Libros que se venden a millares en las librerías de los aeropuertos y de las grandes superficies comerciales lo dan por seguro. Nos guste o no, nuestros descendientes adquirirán la condición de poshumanos, y quizás también algunos de los más atrevidos de entre nosotros. Al igual que los dioses, gozaremos de poderes ahora inimaginables y, sobre todo —y esta es la promesa más seductora—, seremos inmortales. La muerte será un descuido imperdonable. Malas noticias para las funerarias. Todo ello cambiará radicalmente nuestra existencia: modificará nuestro sentido de la identidad personal y de su importancia para definir lo que somos; transformará nuestra sexualidad en una experiencia virtual (aunque aseguran que más satisfactoria); nos dotará de nuevos sentidos, como el de la ecolocalización, que permitirán una relación con el mundo más enriquecedora y profunda.

Será, es verdad, el fin de nuestra especie, el ocaso del Homo sapiens, pero no hay de qué lamentarse, porque dejaremos una herencia cultural en nuestros descendientes poshumanos. Como dice el experto en robótica Hans Moravec, ellos serán los hijos de nuestra mente.

Se nos avisa de que la cuestión será central en la agenda política de los próximos años. El sociólogo de la ciencia Steve Fuller afirma incluso que pronto el eje divisorio fundamental no será el de izquierda/derecha, sino el de precautorios frente a proaccionarios. Los primeros pondrán obstáculos éticos a la transformación tecnológica del ser humano, mientras que los segundos serán favorables, y constituirán algo así como la nueva izquierda, pese a que englobarán a los viejos liberales.

Es una lástima que la filosofía desapareciera hace tiempo debido a su “irrazonable inefectividad” (Steven Weinberg dixit) y a su irrelevancia a la hora de preparar a los estudiantes para el mercado laboral, porque si existiera aún, quizás habría tenido algo interesante que decir acerca de este discurso. Habría sido importante saber cuáles son sus presupuestos y cuáles sus garantías epistémicas en función del conocimiento científico y técnico disponible. La filosofía podría haber contribuido a aclarar si realmente las posibilidades de contar en un plazo previsible con una Superinteligencia Artificial General son tan grandes como se dice, o si la edición del genoma humano para modificar la inteligencia, la estatura o el color de la piel es cosa fácil.
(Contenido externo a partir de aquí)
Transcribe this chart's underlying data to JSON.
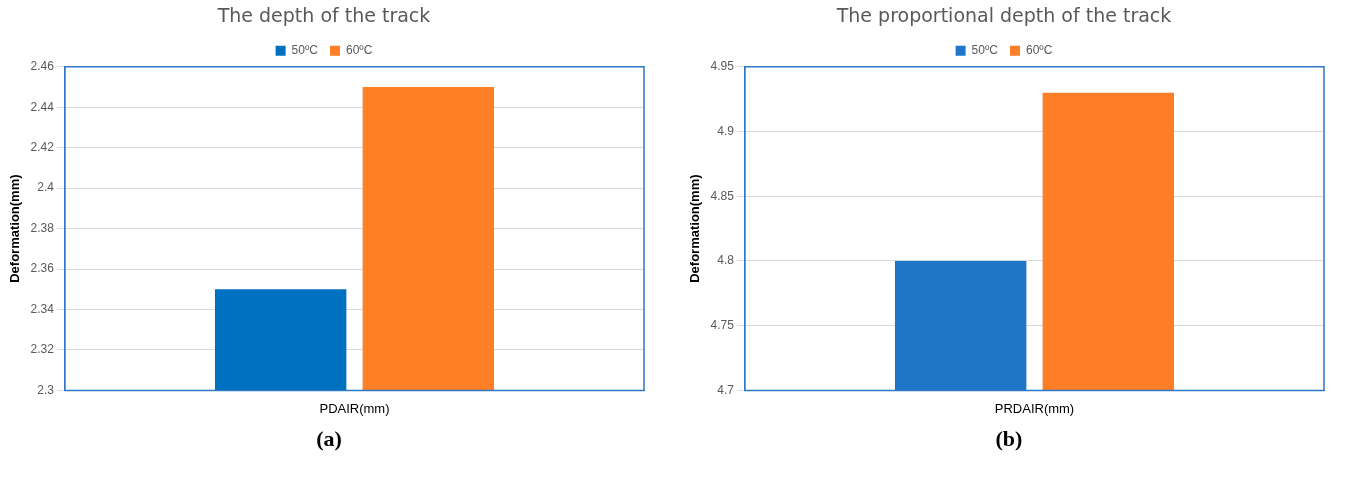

Habría sido sugerente indagar con ella si la concepción de la identidad personal o la noción de mente implicada en la idea de que ésta puede ser volcada en una máquina soporta un mínimo análisis empírico y conceptual, teniendo en cuenta que asume un dualismo mente/cuerpo, o, en el mejor de los casos, un funcionalismo, que los filósofos llegaron a mirar con recelo desde bases científicas. Habría sido útil saber qué se considera como un mejoramiento para los seres humanos y si en caso de desacuerdo debe dejarse total libertad a los individuos para que seleccionen las características fenotípicas de su descendencia. Por no mencionar la cuestión de si una vida de duración indefinida es siempre digna de ser vivida. Particularmente, me habría interesado que la filosofía se adentrara en las consecuencias de un acceso desigual a estas tecnologías, o de su utilización como recurso para resolver problemas sociales, políticos o medioambientales. Sí, creo que no habría estado de más ninguna de estas cosas para las que la filosofía habría sido de ayuda. Por eso, si no hubiera muerto del todo, quizás mereciera una oportunidad.

Antonio Diéguez es catedrático de Lógica y Filosofía de la Ciencia en la Universidad de Málaga.